Von Tschierv Süsom wanderten wir zur Funtauna Grossa. Hier beim hübschen Hüttli machten wir Pause. Der Bergbach, der hier vorbeirauscht, sang uns sein immerwährendes Lied. Es war eine Augenweide ihm zuzuschauen. Weiter wanderten wir hinauf zur Alp Sadra. Die Kühe waren noch nicht hier, dafür witzige Geissen und eine Schar Hühner. Hier genossen wir die Aussicht ins Tal und auf die andere Talseite, wo wir gestern waren. Nach der Pause wanderten wir wieder hinab nach Fuldera. Bis zu unserer Heimfahrt blieb noch Zeit an der Sonne zu sitzen und den feinen Aprikosenkuchen zu geniessen. Es ist so schön hier, fast waren wir ein bisschen traurig, dass wir Abschied nehmen mussten. Aber wir kommen wieder! Im nächsten Jahr im Herbst.

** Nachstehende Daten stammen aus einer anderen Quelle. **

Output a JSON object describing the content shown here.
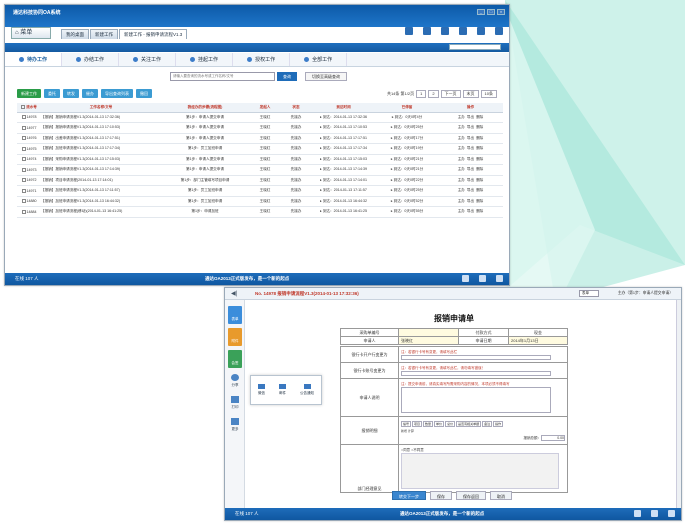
{
  "colors": {
    "accent": "#1e6cba",
    "teal": "#9fe3d5",
    "red": "#c0392b"
  },
  "win1": {
    "app_title": "通达科技协同OA系统",
    "menu_label": "菜单",
    "tabs": [
      "我的桌面",
      "新建工作",
      "新建工作 - 报销申请流程V1.3"
    ],
    "nav": [
      {
        "label": "待办工作",
        "icon": "clock-icon"
      },
      {
        "label": "办结工作",
        "icon": "check-icon"
      },
      {
        "label": "关注工作",
        "icon": "star-icon"
      },
      {
        "label": "挂起工作",
        "icon": "pause-icon"
      },
      {
        "label": "授权工作",
        "icon": "key-icon"
      },
      {
        "label": "全部工作",
        "icon": "list-icon"
      }
    ],
    "search_placeholder": "请输入要查询的流水号或工作名称/文号",
    "query_button": "查询",
    "reset_button": "切换至高级查询",
    "actions": [
      "新建工作",
      "委托",
      "转发",
      "催办",
      "导出查询列表",
      "撤回"
    ],
    "pager": {
      "info": "共14条 第1/2页",
      "page": "1",
      "pages": "2",
      "next": "下一页",
      "last": "末页",
      "size": "10条"
    },
    "columns": [
      "流水号",
      "工作名称/文号",
      "我经办的步骤(流程图)",
      "发起人",
      "状态",
      "到达时间",
      "已停留",
      "操作"
    ],
    "rows": [
      {
        "id": "14978",
        "name": "【报销】报销申请流程V1.3(2014-01-13 17:32:36)",
        "step": "第1步：申请人提交申请",
        "owner": "王晓红",
        "status": "先接办",
        "arrive": "2014-01-13 17:32:36",
        "stay": "0天0时4分",
        "ops": [
          "主办",
          "导出",
          "删除"
        ]
      },
      {
        "id": "14977",
        "name": "【报销】报销申请流程V1.3(2014-01-13 17:10:53)",
        "step": "第1步：申请人提交申请",
        "owner": "王晓红",
        "status": "先接办",
        "arrive": "2014-01-13 17:10:53",
        "stay": "0天0时25分",
        "ops": [
          "主办",
          "导出",
          "删除"
        ]
      },
      {
        "id": "14976",
        "name": "【报销】出差申请流程V1.3(2014-01-13 17:17:51)",
        "step": "第1步：申请人提交申请",
        "owner": "王晓红",
        "status": "先接办",
        "arrive": "2014-01-13 17:17:51",
        "stay": "0天0时17分",
        "ops": [
          "主办",
          "导出",
          "删除"
        ]
      },
      {
        "id": "14975",
        "name": "【报销】加班申请流程V1.3(2014-01-13 17:17:34)",
        "step": "第1步：员工加班申请",
        "owner": "王晓红",
        "status": "先接办",
        "arrive": "2014-01-13 17:17:34",
        "stay": "0天0时19分",
        "ops": [
          "主办",
          "导出",
          "删除"
        ]
      },
      {
        "id": "14974",
        "name": "【报销】采购申请流程V1.3(2014-01-13 17:15:03)",
        "step": "第1步：申请人提交申请",
        "owner": "王晓红",
        "status": "先接办",
        "arrive": "2014-01-13 17:15:03",
        "stay": "0天0时21分",
        "ops": [
          "主办",
          "导出",
          "删除"
        ]
      },
      {
        "id": "14973",
        "name": "【报销】报销申请流程V1.3(2014-01-13 17:14:39)",
        "step": "第1步：申请人提交申请",
        "owner": "王晓红",
        "status": "先接办",
        "arrive": "2014-01-13 17:14:39",
        "stay": "0天0时21分",
        "ops": [
          "主办",
          "导出",
          "删除"
        ]
      },
      {
        "id": "14972",
        "name": "【报销】项目申请流程(2014-01-13 17:14:01)",
        "step": "第1步：部门主管填写项目申请",
        "owner": "王晓红",
        "status": "先接办",
        "arrive": "2014-01-13 17:14:01",
        "stay": "0天0时22分",
        "ops": [
          "主办",
          "导出",
          "删除"
        ]
      },
      {
        "id": "14971",
        "name": "【报销】加班申请流程V1.3(2014-01-13 17:11:57)",
        "step": "第1步：员工加班申请",
        "owner": "王晓红",
        "status": "先接办",
        "arrive": "2014-01-13 17:11:57",
        "stay": "0天0时25分",
        "ops": [
          "主办",
          "导出",
          "删除"
        ]
      },
      {
        "id": "14880",
        "name": "【报销】加班申请流程V1.3(2014-01-13 16:44:32)",
        "step": "第1步：员工加班申请",
        "owner": "王晓红",
        "status": "先接办",
        "arrive": "2014-01-13 16:44:32",
        "stay": "0天0时52分",
        "ops": [
          "主办",
          "导出",
          "删除"
        ]
      },
      {
        "id": "14884",
        "name": "【报销】加班申请流程(移动)(2014-01-13 16:41:25)",
        "step": "第1步：申请加班",
        "owner": "王晓红",
        "status": "先接办",
        "arrive": "2014-01-13 16:41:25",
        "stay": "0天0时55分",
        "ops": [
          "主办",
          "导出",
          "删除"
        ]
      }
    ],
    "status_left": "在线  107  人",
    "status_mid": "通达OA2013正式版发布，是一个新的起点"
  },
  "win2": {
    "doc_title": "No. 14978 报销申请流程V1.3(2014-01-13 17:32:36)",
    "view_select": "表单",
    "step_info": "主办（第1步：申请人提交申请）",
    "side": [
      "表单",
      "附件",
      "会签",
      "分享",
      "打印",
      "更多"
    ],
    "popup": [
      "微信",
      "邮件",
      "公告通知"
    ],
    "form_title": "报销申请单",
    "f_purchase_no": "采购单编号",
    "f_pay_method": "付款方式",
    "f_pay_value": "现金",
    "f_applicant": "申请人",
    "f_applicant_value": "张晓红",
    "f_date": "申请日期",
    "f_date_value": "2014年1月13日",
    "f_bank_change": "银行卡开户行变更为",
    "f_bank_hint": "注：若银行卡号有变更，请填写此栏",
    "f_card_change": "银行卡账号变更为",
    "f_card_hint": "注：若银行卡号有变更，请填写此栏，请勿填写错误！",
    "f_desc": "申请人说明",
    "f_desc_hint": "注：提交申请前，请真实填写所需采购内容的情况，本项必须不得填写",
    "f_detail": "报销明细",
    "f_detail_cols": [
      "编号",
      "项目",
      "数量",
      "单价",
      "总价",
      "是否有相关单据",
      "备注",
      "操作"
    ],
    "f_detail_add": "新增  计算",
    "f_total": "报销总额：",
    "f_total_value": "0.00",
    "f_dept": "部门经理意见",
    "f_agree": "○同意  ○不同意",
    "buttons": [
      "转交下一步",
      "保存",
      "保存返回",
      "取消"
    ],
    "status_left": "在线  107  人",
    "status_mid": "通达OA2013正式版发布，是一个新的起点"
  }
}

Dann war es soweit. Wir verabschiedeten uns von unseren lieben Gastgebern und traten die Heimreise an.

Rosmarie Bollier

Mit 26 Personen starteten wir die Wanderung in Bargen. Das kleine Dorf zuhinderst in einem Tal liegt an diesem Morgen verschlafen da. Der Himmel bewölkt aber wenigstens ohne Regenwolken, gehen wir langsam in die Höhe. Über dem Dorf beginnen nun die versprochenen blühenden Naturwiesen. Es duftet so fein und erfreut unsere Sinne. Die Feldlerche singt ohne Ende ihr Lied. Die Landschaft ist wunderschön naturnah gestaltet, mit vielen Hecken durchsetzt. Ein Paradis für Tiere und Vögel. Nach einer Stunde erreichen wir die Höhe und sind nun auf dem Grenzweg zu Deutschland. Wir sehen ins weite Land hinab. Horst Wüger ist hier bekannt und erklärt uns die fernen Höhen. Die Bauern hier sind wirklich steinreich. So viele Steine auf den Äckern, kaum zu glauben, dass hier noch was wächst! Gegen 12 Uhr erreichen wir das unter Naturschutz stehende "Tannbüel". Wer Orchideen in freier Natur liebt, pilgert im Frühjahr hierhin. Das Gebiet ist top abgesichert mit schönen Weglein entlang von vielen Orchis. Wir sehen viele Frauenschuh, Helmorchis, das grosse Zweiblatt, weisses Waldvögeli, Nestwurz usw. Sicher hat es noch viele andere. Auch viele schön blühende Maiglöcklein hat es in diesem Wald. Schade nur, dass gerade jetzt zur Mittagspause ein Schauer über uns zieht. Bald ist dies aber Vergangenheit und es wird im Laufe das Nachmittags immer schöner. Wir wandern nach der Pause hinab nach Oberbargen, dann wieder etwas ansteigend, über den Hengstsattel, zurück ins Dorf Bargen. Bis unser Bus fährt setzten wir uns an die Tische des Rest. Krone. Es ist geschlossen wegen Ferien. Darum fahren wir nach Schaffhausen wo wir im Innenhof des Restaurant Adler beim Schwobentor eine Stunde verbringen. Es gibt hier feine Coupes und Kaffee. Mmmm! Wir spazieren noch etwas durch die belebte Gasse von Schaffhausen, bevor wir mit dem Zug zurück in den Aargau fahren. 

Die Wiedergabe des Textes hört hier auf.